382 267-Mektub

267

İKİYÜZALTMIŞYEDİNCİ MEKTÛB

Bu mektûb, mirzâ Hüsâmeddîn Ahmede “rahmetullahi aleyh” yazılmış­dır. Esrâr ve dekâık bildirilmekdedir:

Allahü teâlâya hamd olsun! Onun sevgili Peygamberine ve Âline salât ve selâm olsun! Size ve bütün müslimânlara düâlar olsun! Lutf ederek, bu fakîre gönderdiğiniz mektûbu okumakla şereflendik. Allahü teâlâ, buna kar­şılık olarak size iyilikler versin! Allahü teâlânın, ihsân eylediği ni’metler­den hangisini yazayım? Onlara karşı şükrü nasıl bildireyim? Allahü teâlâ­nın tevfîkı ile yağdırılan ilmlerin ve ma’rifetlerin çoğu yazılıyor. Anlıyan, anlamıyan herkes okuyor. Fekat, ayrıca verilen ince ve gizli şeylerden hiç­biri açığa vurulamıyor. Hattâ harfle, işâretle de, birşey söylenemiyor. Bu fakîrin ma’rifetlerini toplamış olan kıymetli oğlum, sülûk ve cezbe makâm­larına yükselmiş iken, ona da, bu ince bilgilerden söz edilemiyor. Bunların örtülmesine titizlikle çalışılıyor. Evet oğlum, bu gizli bilgilere kavuşmuş­dur ve yanılmakdan, şaşırmakdan korunmakda olduğunu biliyorum. Fekat, çok ince olduklarından dil tutuluyor. Gizlilikleri, ağzın açılmasını önlüyor. Hâlim, Eş-Şuarâ sûresi, onüçüncü âyetinin, (Göğsüm daralıyor, dilim tu­tuluyor) meâl-i şerîfine uygundur. Bu sırlar, beyâna gelmiyen cinsden de­ğil, belki beyâna sığmıyan sırlardır.

Hâfızın feryâdı boşuna değil, şaşacak şey çokdur onda, iyi bil!

Saklamak için uğraşdığımız bu ni’metlerin hepsi, Peygamberlerin “aley­himüssalevâtü vetteslîmât” Peygamberlik kaynaklarından gelmekdedir. Meleklerin yüksekleri de, bu ni’mete ortakdırlar.
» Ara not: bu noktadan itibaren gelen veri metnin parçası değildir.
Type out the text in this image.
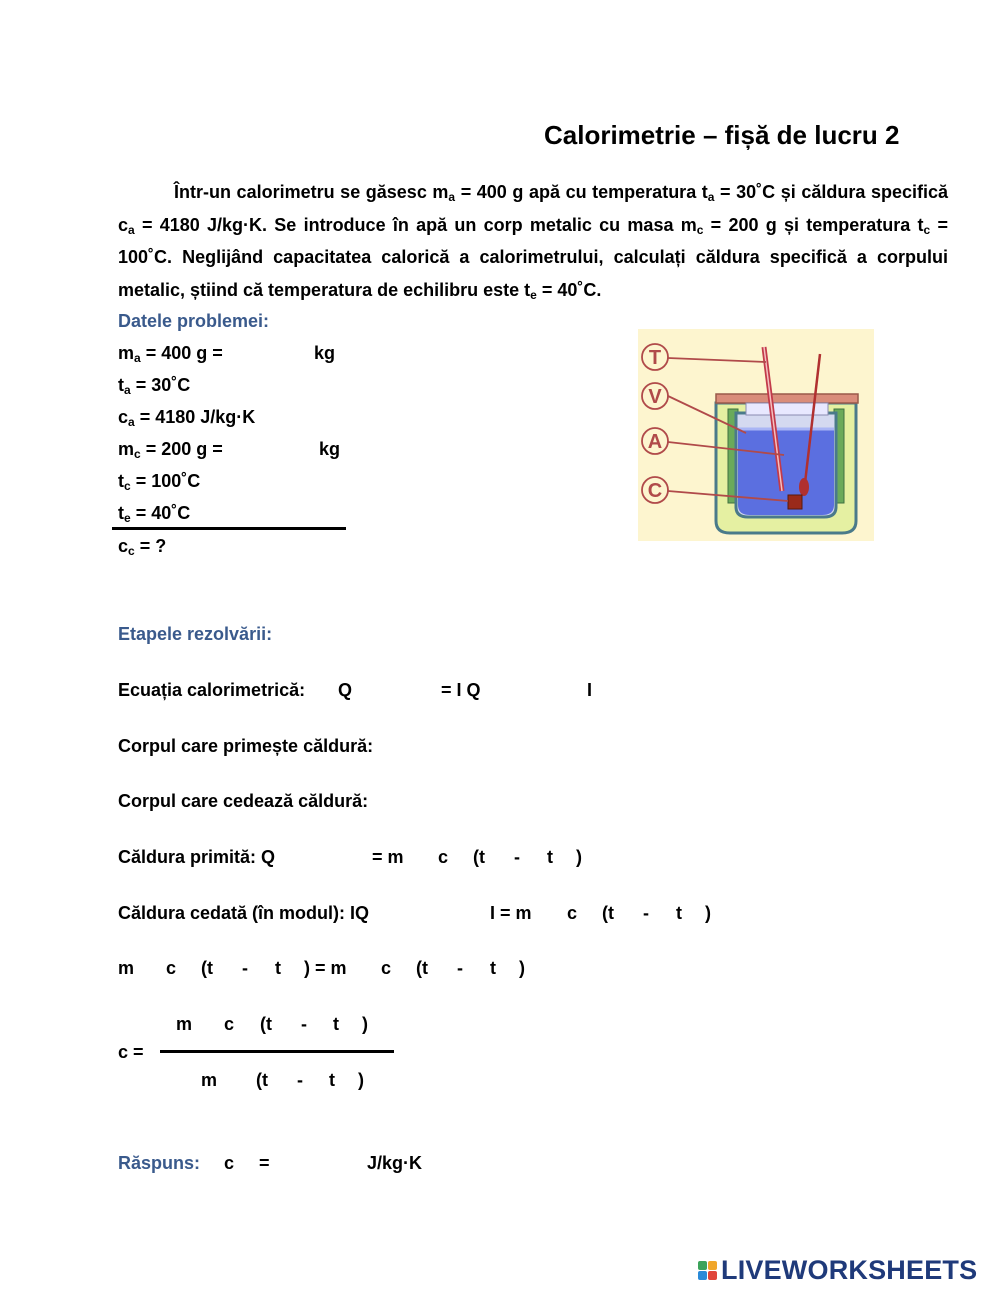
Calorimetrie – fișă de lucru 2

Într-un calorimetru se găsesc $m_a = 400$ g apă cu temperatura $t_a$ = 30˚C și căldura specifică $c_a = 4180$ J/kg·K. Se introduce în apă un corp metalic cu masa $m_c = 200$ g și temperatura $t_c$ = 100˚C. Neglijând capacitatea calorică a calorimetrului, calculați căldura specifică a corpului metalic, știind că temperatura de echilibru este $t_e$ = 40˚C.

Datele problemei:
$m_a = 400$ g =	kg
$t_a$ = 30˚C
$c_a = 4180$ J/kg·K
$m_c = 200$ g =	kg
$t_c$ = 100˚C
$t_e$ = 40˚C
$c_c$ = ?
T
V
A
C
Etapele rezolvării:
Ecuația calorimetrică: Q	= I Q	I
Corpul care primește căldură:
Corpul care cedează căldură:
Căldura primită: Q	= m c (t - t )
Căldura cedată (în modul): IQ	I = m c (t - t )
m c (t - t ) = m c (t - t )
m c (t - t )
c =
m (t - t )
Răspuns: c =	J/kg·K
LIVEWORKSHEETS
Peygamberlerin “aleyhi­müssalevâtü vetteslîmât” izinde gidenlerden dilediklerini de bu ni’metle şe­reflendirirler. Ebû Hüreyre “radıyallahü anh” hazretleri buyurdu ki, (Re­sûlullah “sallallahü aleyhi ve sellem” efendimizden iki ilm öğrendim. Bu iki ilmden birini size açıkladım. İkinci ilmi eğer bildirir isem, beni öldürür­sünüz). Bu ikinci ilm, gizli olan ilmdir. Bunu herkes anlıyamaz. Bu, Alla­hü teâlânın büyük ni’metidir. Bu ni’meti dilediğine verir. Allahü teâlâ, bü­yük ni’metler vericidir. Çok kıymetli hocamın çocuklarına yazılan mektû­bu, lutfen gözden geçiriniz!

Kıymetli efendim! Bu fakîre göre, tesavvufda bid’at meydâna çıkarma­nın çirkinliği, dinde bid’at yapmanın çirkinliğinden az değildir. Tesavvufun bereketleri, bid’at çıkmadığı müddetçe akar gelir. Tesavvufda bir değişik­lik yapılınca, feyzler ve bereketlerin gelmesi de durur. Bunun için tarîkat­de bir değişiklik olmamasına çok dikkat etmelidir. Tarîkatden olmıyanlar­la görüşmemelidir. Her nerede ve her kim olursa olsun, tarîkati değişdiren birşey görülürse, zorla ve elbette önlemelidir. Tarîkatin doğrusunu kuvvet­lendirmeli ve yaymalıdır. Vesselâm, vel-ikrâm.